At UNC, a scandal of academics and poor governance, not athletics

Published November 12, 2014

by Michael Jacobs, professor of corporate governance, published in News and Observer, November 11, 2014.

For years we have been hearing about the “athletic” or “academic-athletic” scandal at UNC. Maybe I am missing something, but where was the athletic scandal? Were teams shaving points? Were tennis players intentionally making bad line calls? Were soccer players taking performance-enhancing drugs? Were athletes competing on the field who were academically ineligible?

No doubt, there has been a scandal at UNC. But what happened in Chapel Hill was an academic scandal. This is not just about semantics. How you characterize the problem dictates how you devise the solution.

Athletes were not the only ones enrolled in bogus AFAM classes. They might have been the intended primary beneficiary, but the scandal appears to have been germinated and incubated by the academic side of the university. Paper classes were the brainchild of “academicians” in the college of arts and sciences.

The irony is that now a vocal group of UNC faculty members is questioning whether big-time athletics can co-exist with a prominent academic research institution. The corruption of athletics is tainting the pure quest for knowledge, they contend.

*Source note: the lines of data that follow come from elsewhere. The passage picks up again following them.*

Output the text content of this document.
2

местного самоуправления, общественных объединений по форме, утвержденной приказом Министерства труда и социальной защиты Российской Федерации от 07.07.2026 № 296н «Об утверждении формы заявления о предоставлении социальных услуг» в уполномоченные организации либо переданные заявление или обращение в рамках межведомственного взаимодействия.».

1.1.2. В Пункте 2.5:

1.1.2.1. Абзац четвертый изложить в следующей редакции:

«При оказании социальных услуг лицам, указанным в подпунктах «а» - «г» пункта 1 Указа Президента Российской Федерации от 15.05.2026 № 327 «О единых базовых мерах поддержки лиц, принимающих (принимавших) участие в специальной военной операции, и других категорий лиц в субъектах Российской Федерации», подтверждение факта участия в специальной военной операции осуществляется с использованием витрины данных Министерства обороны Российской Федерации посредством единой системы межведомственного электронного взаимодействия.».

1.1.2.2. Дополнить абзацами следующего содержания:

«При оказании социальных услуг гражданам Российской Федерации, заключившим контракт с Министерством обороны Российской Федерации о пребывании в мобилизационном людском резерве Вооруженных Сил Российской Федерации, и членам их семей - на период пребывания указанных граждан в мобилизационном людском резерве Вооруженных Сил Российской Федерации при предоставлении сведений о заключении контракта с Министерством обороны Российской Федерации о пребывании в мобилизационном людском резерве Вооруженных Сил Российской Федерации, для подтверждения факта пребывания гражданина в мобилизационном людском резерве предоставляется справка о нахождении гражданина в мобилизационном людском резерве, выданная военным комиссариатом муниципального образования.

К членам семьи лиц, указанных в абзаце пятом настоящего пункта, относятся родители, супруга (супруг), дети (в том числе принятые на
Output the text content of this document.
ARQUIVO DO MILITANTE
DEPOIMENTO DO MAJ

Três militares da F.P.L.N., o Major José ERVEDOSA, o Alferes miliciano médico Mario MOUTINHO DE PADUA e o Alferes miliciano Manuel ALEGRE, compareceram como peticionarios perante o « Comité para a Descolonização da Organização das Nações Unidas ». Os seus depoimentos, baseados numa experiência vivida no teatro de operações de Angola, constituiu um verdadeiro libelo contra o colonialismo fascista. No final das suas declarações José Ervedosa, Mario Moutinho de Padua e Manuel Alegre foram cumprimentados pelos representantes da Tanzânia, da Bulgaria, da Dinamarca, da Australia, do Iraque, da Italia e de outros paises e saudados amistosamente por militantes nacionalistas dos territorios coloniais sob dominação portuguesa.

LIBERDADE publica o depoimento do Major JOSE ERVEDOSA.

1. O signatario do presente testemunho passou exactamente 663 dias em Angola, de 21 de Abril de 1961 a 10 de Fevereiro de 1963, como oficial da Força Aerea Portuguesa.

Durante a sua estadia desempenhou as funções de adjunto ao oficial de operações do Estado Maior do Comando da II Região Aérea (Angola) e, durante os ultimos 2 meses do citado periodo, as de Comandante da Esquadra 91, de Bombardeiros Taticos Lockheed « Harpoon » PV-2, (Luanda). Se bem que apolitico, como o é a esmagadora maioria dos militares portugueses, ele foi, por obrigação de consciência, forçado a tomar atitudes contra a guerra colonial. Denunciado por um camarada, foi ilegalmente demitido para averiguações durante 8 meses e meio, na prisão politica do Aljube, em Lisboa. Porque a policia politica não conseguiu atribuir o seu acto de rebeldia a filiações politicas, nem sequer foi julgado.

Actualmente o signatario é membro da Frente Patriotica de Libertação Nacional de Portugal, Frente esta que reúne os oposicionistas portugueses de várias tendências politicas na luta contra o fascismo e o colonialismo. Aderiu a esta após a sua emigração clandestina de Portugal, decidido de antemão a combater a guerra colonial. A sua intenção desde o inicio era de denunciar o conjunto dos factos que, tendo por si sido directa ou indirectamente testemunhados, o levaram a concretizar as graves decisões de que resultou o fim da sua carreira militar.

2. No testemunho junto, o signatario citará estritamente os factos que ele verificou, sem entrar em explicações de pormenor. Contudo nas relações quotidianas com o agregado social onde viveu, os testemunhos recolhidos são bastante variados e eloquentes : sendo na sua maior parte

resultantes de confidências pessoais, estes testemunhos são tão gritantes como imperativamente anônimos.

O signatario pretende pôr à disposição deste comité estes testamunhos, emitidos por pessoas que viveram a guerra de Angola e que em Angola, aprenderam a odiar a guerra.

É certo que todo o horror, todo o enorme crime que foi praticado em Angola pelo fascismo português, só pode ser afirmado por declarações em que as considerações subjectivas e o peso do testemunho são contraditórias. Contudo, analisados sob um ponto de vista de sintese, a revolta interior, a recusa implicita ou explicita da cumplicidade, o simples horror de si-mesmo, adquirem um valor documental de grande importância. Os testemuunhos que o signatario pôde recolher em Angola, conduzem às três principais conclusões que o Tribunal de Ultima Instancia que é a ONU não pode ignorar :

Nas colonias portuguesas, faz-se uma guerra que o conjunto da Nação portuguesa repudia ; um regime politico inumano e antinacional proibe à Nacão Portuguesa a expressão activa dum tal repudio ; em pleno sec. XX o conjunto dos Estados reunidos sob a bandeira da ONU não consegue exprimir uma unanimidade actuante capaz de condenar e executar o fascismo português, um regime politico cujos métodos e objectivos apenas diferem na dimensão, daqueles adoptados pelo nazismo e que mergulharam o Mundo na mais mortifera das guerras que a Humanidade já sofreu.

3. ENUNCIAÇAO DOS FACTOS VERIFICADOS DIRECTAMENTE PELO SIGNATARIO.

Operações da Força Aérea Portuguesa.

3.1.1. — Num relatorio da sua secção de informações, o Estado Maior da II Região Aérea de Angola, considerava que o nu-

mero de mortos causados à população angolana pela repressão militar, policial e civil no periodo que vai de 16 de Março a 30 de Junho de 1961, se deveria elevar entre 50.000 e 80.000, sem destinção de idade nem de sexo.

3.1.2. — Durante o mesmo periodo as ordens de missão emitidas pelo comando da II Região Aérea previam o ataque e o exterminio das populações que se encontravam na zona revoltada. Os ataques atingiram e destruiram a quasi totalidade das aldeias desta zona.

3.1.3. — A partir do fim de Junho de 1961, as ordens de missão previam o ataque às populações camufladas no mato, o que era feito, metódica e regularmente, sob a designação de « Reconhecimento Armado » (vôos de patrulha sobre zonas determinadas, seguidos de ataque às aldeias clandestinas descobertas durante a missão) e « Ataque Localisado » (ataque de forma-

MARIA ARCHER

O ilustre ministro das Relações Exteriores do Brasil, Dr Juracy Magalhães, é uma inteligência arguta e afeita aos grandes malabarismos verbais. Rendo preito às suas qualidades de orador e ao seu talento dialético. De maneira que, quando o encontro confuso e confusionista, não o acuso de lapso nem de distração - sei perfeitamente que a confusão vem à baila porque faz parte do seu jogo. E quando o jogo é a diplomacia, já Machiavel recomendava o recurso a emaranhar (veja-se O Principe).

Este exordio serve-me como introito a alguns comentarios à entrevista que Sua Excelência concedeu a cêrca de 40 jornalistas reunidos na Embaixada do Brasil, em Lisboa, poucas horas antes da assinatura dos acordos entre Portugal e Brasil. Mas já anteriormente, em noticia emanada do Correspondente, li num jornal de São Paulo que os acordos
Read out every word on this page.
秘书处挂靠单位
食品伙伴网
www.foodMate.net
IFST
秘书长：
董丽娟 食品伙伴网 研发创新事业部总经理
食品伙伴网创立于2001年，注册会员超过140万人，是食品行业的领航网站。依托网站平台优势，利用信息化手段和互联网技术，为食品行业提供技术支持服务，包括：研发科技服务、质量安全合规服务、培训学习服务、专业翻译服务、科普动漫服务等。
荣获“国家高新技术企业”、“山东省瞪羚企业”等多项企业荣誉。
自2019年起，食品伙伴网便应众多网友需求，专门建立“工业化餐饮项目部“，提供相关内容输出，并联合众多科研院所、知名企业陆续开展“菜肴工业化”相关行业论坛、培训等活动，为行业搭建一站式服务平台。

The simple answer is yes they can co-exist, as they do at reputable institutions all across the country, if the academicians will run the academic program with integrity.

The breakdown at UNC was due to a lack of appropriate controls and accountability systems within the college of arts and sciences. The primary gestation period for this scandal occurred under the watch of a chancellor who was a musician. While universities need scholars in all areas, including music, music is probably not the optimal background to manage a complex $1.5 billion organization.

We have been putting people in charge of the most complicated, politically charged institutions in the country who are ill-prepared to take on such challenges. If we want to avoid a repeat, and if other schools across the country and in our own backyard that are subsidizing athletes’ grades (but have just not gotten caught yet) want to learn from UNC’s failures, they need to consider this reality.

It is undeniable that college athletics has become a major component of American universities. And, yes, athletics involves large sums of money – and money is a corrupting influence. But rather than eliminate athletics, why not put people in charge of these institutions who know how to manage today’s reality? That is a governance problem.

How do we put this sad chapter in UNC’s history behind us? The first question we need to ask is whether UNC has done anything to address this fatal flaw in governance. With the scandal in full view, there was no one in the UNC system better qualified to be named as vice chancellor and provost – the chief academic officer – at UNC-Chapel Hill than Jim Dean. Jim is a world-class expert in leadership, organizational change and strategic decision making. He ran an academic department that required significant management skills. To her credit, the first thing Chancellor Folt did when she set foot on UNC’s campus was to name Jim Dean as provost.

Many in the college of arts and sciences squirmed because Dr. Dean did not come from among their ranks. The fact that he was an expert in organizational control systems and accountability rather than romance languages made some faculty members uneasy. But Chancellor Folt had defined the problem correctly.

The second change that is required to improve the faulty governance that gave us this academic scandal is to have more people who understand complex organizations appointed to the UNC Boards of Governors and Trustees. And that is exactly what has happened in the past couple years following the election of a governor who had spent a career working in a complex organization. The UNC Board of Governors is too large to be highly functional, but at least the composition of its membership is improving.

It is important to characterize the scandal correctly as an academic problem. Perhaps the scholars in Chapel Hill who are screaming from the mountaintop that we need to purge our research universities of athletics should pause, take a deep breath and internalize an insight from that great scholar Pogo: “We have met the enemy, and they are us.” The best scholars don’t make the best administrators.

Michael Jacobs is CEO of Jacobs Capital and a professor at UNC, where he teaches MBA classes on corporate governance and business and government.

 

November 12, 2014 at 10:43 am
Robert White says:

So let me get this straight; a UNC academic & professor is defending UNC from criticism about a scandal that without question led to benefits for UNC athletics. Have I got that right? Shocker.

November 13, 2014 at 11:20 am
Sedalia Booker says:

No, he's arguing that what happened, while unquestionably a scandal and the fault of UNC, has been mischaracterized as an athletic scandal when it's really an academic scandal and needs to be dealt with by changes to the academic side. If anything, you would think a UNC professor would be predisposed to argue that it was all the fault of those nasty icky jocks and the academics like him were as pure as the driven snow. Agree or disagree, this is not an op-ed about someone defending his employer.